Droplet based microfluidics: spectroscopic characterization of levofloxacin and its SERS detection

• Published in: Physical chemistry chemical physics : PCCP Vol. 17; no. 33; pp. 21236 - 21242
• Main Authors: Hidi, I. J, Jahn, M, Weber, K, Cialla-May, D, Popp, J
• Format: Journal Article
• Language: English
• Published: England 07.09.2015
• Subjects: Chlorides - chemistry; Droplets; Electrolytes; Environmental monitoring; Ions - chemistry; Levofloxacin - analysis; Levofloxacin - chemistry; Limit of Detection; Metal Nanoparticles - chemistry; Microfluidics; Microfluidics - methods; Nanoparticles; Raman spectroscopy; Silver; Silver - chemistry; Spectroscopy; Spectrum Analysis, Raman; Water - chemistry
• ISSN: 1463-9076; 1463-9084
• DOI: 10.1039/c4cp04970e

Levofloxacin (Levo), a second generation fluoroquinolone, has both clinical and environmental relevance.
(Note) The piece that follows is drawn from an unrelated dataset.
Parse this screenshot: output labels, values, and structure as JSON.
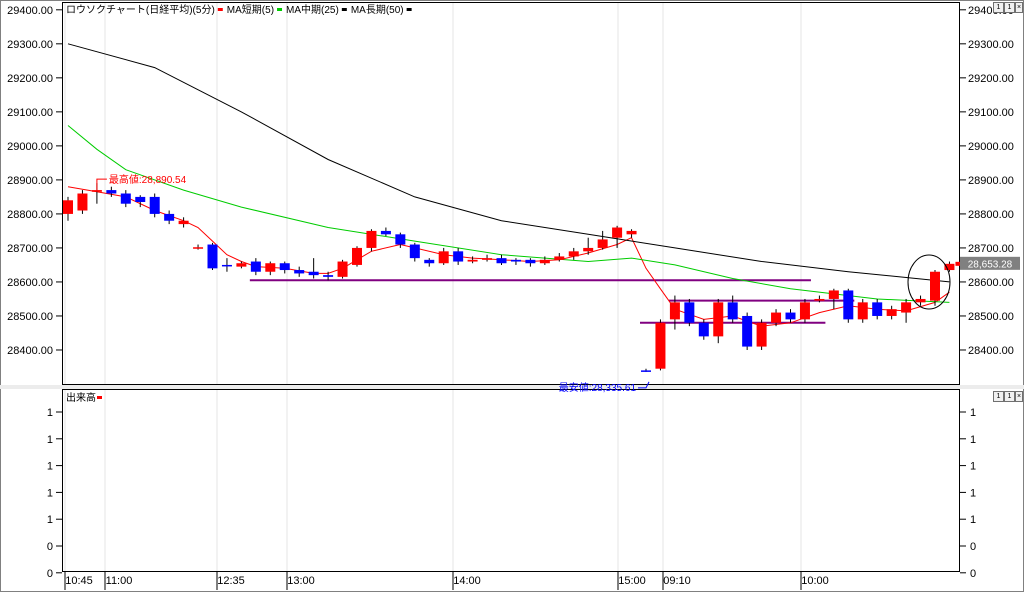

Therefore, the implementation of fast, robust and cost effective techniques for its monitoring is required. Here, its spectroscopic characterization and its detection in aqueous environment were carried out using surface enhanced Raman spectroscopy combined with droplet based microfluidics. The Levo molecule interacts with the silver nanoparticles via the carboxylate group and it adopts an upright or slightly tilted orientation. Furthermore, it is shown that the presence of Cl − ions has a strong influence on the enhancement efficiency of the Raman signal of the target molecule. Thus, for the determination of the limit of detection (LOD) the measurements were carried out in the absence of any electrolytes. The estimated LOD is ∼0.8 μM and the linear dynamic window ranges between 1-15 μM. These results were achieved after the normalization of the SERS signal to the Raman mode at 230 cm −1 . This band was attributed to the ν (Ag-O) stretching and it accounts for the Levo molecules in the first layer on the Ag nanoparticles. The determination of the absorption behavior of levofloxacin (levaquin) on the surface of silver nanoparticles and its determination in aqueous solution by droplet based microfluidics combined with surface enhanced Raman spectroscopy.